Спросили по-французски. Еще развлеченная статейкой, я не преминула откорректировать:

– Мадемуазель.

Это у меня такая дежурная шутка.

Хенк, подмигнув, свободной рукой послал мне воздушный поцелуй.

– Простите... Мадемуазель Соланж де Гранжери?

– Да, мсье. С кем я говорю?

На том конце провода послышались какие-то реплики вроде: передайте мне папку номер... В голове у меня пронеслось, что, видимо, Робер, по неизменной доброте своего сердца, связался со своим парижским ко-агентом, и сейчас у нас пойдет разговор о французском ангажементе, который я могла бы рассмотреть на тот случай, если ничего не получится с американским. Послышались шаги, кто-то взял трубку, и другой голос, более начальственный, неожиданно уточнил:

– Мадемуазель Марина?..

Мое настоящее имя вместе с псевдонимом значится только в одном месте: в записной книжке Робера. Его рук дело!

– Да, это я, мсье. С кем имею честь?..

В это время Хенк поощрительно улыбнулся и, ритмично дергаясь, прошептал:

– Классно, девочка!.. меня всегда возбуждает, когда ты болтаешь по-французски...

– Пардон, мсье, что вы сказали?..

– Говорит комиссар полиции шестнадцатого парижского аррондисмана, Жюль Броссар. Позвольте задать вам вопрос... В соответствии с законом вы имеете право не отвечать...

– Да, мсье...Конечно, мсье...

– Кем вы приходились господину Санье? Мы сейчас обзваниваем всех, кто так или иначе...

«Приходились»?!! Ужасающее прошедшее время – «приходились» – с размаху бьет по мозгам. И вот они уже предельно мобилизованы.

– Я его коллега по сцене, мсье.

Некоторое молчание, и затем:

– Правильно ли я вас понял, мадемуазель?
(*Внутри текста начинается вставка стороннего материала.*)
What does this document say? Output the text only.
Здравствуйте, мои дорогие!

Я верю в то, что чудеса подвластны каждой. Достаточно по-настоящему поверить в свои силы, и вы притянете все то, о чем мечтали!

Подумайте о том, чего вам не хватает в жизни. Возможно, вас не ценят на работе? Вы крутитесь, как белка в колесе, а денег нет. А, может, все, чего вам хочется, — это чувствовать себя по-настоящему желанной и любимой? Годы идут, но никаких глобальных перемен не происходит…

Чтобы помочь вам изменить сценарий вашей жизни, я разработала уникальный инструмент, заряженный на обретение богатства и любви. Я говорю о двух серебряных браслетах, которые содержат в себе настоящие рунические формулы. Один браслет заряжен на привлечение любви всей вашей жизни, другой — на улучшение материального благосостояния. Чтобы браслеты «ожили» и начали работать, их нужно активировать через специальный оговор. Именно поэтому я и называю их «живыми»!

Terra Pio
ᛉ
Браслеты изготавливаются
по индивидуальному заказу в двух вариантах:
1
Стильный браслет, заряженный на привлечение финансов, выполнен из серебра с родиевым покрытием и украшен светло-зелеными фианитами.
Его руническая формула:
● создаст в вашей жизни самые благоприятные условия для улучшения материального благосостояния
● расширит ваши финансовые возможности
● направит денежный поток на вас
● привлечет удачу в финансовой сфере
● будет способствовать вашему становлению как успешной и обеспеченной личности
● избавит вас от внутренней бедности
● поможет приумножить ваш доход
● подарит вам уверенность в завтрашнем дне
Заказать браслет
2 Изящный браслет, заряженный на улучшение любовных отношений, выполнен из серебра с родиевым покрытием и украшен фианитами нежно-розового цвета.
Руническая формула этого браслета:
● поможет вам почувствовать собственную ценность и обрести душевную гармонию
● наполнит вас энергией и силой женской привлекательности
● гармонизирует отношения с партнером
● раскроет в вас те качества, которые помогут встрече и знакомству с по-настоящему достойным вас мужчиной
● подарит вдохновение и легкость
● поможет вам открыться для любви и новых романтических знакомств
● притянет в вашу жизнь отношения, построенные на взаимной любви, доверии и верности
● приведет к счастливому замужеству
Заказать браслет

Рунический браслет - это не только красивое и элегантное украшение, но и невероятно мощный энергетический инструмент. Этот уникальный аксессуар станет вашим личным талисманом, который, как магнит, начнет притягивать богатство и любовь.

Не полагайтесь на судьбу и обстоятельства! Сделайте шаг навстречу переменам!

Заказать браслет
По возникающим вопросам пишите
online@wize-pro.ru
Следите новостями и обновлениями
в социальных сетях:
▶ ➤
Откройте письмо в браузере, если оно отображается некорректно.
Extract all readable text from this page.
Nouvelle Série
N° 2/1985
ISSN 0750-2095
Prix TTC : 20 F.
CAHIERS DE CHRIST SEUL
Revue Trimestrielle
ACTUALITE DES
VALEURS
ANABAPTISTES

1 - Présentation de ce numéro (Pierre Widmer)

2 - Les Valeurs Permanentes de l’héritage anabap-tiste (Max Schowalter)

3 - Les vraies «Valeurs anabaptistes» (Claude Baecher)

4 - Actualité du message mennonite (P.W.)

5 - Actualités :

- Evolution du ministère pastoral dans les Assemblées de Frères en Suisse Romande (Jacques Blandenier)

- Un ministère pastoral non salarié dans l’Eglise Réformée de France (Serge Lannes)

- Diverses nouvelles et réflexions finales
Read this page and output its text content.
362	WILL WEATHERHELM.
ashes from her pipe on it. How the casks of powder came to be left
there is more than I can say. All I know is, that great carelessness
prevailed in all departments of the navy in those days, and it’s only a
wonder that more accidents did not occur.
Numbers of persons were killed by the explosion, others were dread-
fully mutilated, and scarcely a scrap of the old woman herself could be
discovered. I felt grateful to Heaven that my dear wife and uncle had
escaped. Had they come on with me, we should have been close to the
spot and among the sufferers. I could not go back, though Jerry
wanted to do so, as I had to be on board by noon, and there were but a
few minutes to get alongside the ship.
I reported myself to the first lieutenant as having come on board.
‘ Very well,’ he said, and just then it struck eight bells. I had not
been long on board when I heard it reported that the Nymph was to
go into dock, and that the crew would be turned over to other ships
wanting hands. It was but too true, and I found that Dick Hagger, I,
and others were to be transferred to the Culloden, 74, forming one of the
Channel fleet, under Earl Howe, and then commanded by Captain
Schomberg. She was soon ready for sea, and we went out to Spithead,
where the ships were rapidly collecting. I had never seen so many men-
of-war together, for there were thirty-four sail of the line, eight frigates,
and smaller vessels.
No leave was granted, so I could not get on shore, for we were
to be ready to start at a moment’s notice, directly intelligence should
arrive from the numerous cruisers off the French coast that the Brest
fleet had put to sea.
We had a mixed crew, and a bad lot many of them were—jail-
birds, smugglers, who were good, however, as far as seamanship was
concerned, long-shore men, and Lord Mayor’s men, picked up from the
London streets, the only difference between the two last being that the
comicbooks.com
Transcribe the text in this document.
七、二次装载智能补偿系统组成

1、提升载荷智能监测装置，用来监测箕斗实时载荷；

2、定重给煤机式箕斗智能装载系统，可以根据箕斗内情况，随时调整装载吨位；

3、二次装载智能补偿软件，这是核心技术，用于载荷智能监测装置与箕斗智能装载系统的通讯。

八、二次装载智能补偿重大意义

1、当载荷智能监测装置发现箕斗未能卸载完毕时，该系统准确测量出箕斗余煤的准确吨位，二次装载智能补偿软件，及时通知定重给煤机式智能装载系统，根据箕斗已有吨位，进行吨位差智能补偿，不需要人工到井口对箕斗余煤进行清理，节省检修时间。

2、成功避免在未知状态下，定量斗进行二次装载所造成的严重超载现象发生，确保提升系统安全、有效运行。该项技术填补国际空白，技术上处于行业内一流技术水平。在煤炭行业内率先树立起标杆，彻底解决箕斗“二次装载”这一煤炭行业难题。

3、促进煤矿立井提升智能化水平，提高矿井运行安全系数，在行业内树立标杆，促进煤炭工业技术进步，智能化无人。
В наших бумагах значится, что он преподавал в амстердамской консерватории...

«Преподавал»!.. Господи боже мой!! Спокойно, Соланж. Спокойно. Спокойно.

– Он преподавал, это так, но... Для меня... Из-за меня... Со мной он выступал на сцене... в кабаре, клубах, кафе, на эстраде... В этом вы можете убедиться из афиш...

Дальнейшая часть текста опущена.